Le tarn Libre, 26/10/2014 à 23h03
Près d’un millier de personnes se sont rassemblées dans le centre de Gaillac ce dimanche 26 octobre à partir de 18 h pour rendre hommage à Rémy, 21 ans, le jeune opposant mort dans la nuit de samedi à dimanche aux abords du chantier du barrage de Sivens alors que se déroulaient des affrontements entre gendarmes mobiles et opposants les plus radicaux. Le collectif des opposants présents à Sivens pour la 2e journée de la manifestation nationale d’opposition au projet de barrage avait appelé en milieu d’après midi à participer à une marche blanche au départ de la place de Libération. Le rassemblement s’est tenu aux abords du monument aux morts sur lequel une main anonyme avait inscrit les mots « Ni oubli, ni pardon ». Après une minute de silence que beaucoup ont observée poing levé, c’est dans une ambiance électrique et alors qu’un hélicoptère de la gendarmerie survolait la ville, que s’est amorcée une forme de forum à propos de la tonalité à donner à l’hommage, entre proposition de « die in » dans les rues ou sur la place et appels à aller s’en prendre aux bâtiments de la gendarmerie ou à la police. Pendant presque trois quarts d’heure l’assemblée a ainsi écouté les argumentaires se succéder au micro. Cependant entre 60 et 70 personnes cagoulées, ou le visage dissimulé par un foulard se positionnaient en bordure de place, au rond point de la Caisse d’Epargne, signifiant bruyamment ou en allumant des fumigène leur volonté d’en découdre. Des militants soucieux de garder à la protestation son caractère pacifique, s’interposaient à plusieurs reprises pour éviter des dégradations de vitrines, avec succès.
Peu avant 19 h, des gendarmes mobiles en nombre se sont positionnés à l’entrée du Boulevard Gambetta. Le temps du « forum » était fini. Le petit groupe de militants au visage dissimulé déversait des pierres sur la chaussée, lançait des fumigènes en direction des forces de l’ordre, allumait des feux. Des tirs de grenades assourdissantes et des jets de lacrymogènes suivaient de la part des gendarmes mobiles enfumant toute la place de la Libération, un grand nombre de personnes refluant dans les voies adjacentes coté rue de la Madeleine et des frères Delga notamment. Opposants au barrage et Gaillacois qui passaient à ce moment là ou « voulaient voir » cherchent à fuir, s’arrêtent pour tenter de se dégager les bronches en crachant, ont les yeux rougis, tentent de se protéger avec mouchoir ou revers de la veste, ne parvenant plus à respirer.

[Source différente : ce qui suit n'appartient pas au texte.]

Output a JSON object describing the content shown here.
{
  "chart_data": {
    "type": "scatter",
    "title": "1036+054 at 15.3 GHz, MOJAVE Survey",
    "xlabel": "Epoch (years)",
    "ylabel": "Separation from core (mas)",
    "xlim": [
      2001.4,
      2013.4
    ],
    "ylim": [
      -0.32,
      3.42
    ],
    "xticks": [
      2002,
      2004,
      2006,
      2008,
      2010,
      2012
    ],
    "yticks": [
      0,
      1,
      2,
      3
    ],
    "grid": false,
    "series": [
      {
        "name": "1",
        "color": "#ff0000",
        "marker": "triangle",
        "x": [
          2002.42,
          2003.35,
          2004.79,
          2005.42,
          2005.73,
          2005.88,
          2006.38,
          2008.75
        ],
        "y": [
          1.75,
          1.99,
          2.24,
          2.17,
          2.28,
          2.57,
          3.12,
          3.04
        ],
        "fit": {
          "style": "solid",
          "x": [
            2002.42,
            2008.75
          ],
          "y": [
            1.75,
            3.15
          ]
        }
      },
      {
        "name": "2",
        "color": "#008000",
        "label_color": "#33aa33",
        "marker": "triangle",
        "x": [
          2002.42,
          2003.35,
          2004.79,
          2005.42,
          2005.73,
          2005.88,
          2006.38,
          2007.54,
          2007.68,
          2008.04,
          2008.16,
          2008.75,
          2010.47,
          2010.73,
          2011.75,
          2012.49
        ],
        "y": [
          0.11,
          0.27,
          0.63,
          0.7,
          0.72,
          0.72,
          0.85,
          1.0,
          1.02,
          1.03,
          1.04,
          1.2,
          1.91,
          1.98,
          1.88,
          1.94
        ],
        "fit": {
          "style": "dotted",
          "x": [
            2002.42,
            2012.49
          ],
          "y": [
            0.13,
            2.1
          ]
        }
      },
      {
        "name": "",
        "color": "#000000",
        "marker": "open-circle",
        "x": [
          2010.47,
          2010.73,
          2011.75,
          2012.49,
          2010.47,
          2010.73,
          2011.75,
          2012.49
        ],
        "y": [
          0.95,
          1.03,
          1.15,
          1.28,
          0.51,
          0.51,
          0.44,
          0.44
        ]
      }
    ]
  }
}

A 19 h 15, les forces de l’ordre ont pratiquement repris la place de la Libération. Des détonations sporadiques résonnent encore. L’hélicoptère braque son projecteur sur le petit groupe d’opposants radicaux encagoulés qui tente encore de tenir la confrontation. Vers 19 h 25, cinq véhicules supplémentaires de gendarmerie gagnent le centre par l’avenue Jean Calvet pour renforcer avec une cinquantaine d’hommes supplémentaire le dispositif des forces de l’ordre. Eclairé par leurs phares, un panneau d’affichages apparaît, saturé d’affiches appelant au rassemblement national de samedi contre le barrage de Sivens.
Peu après 20 h, le calme était totalement revenu dans le centre ville. Au bilan, on décomptait 3 vitrines brisées et du mobilier urbain taggé, ainsi que le monument au mort.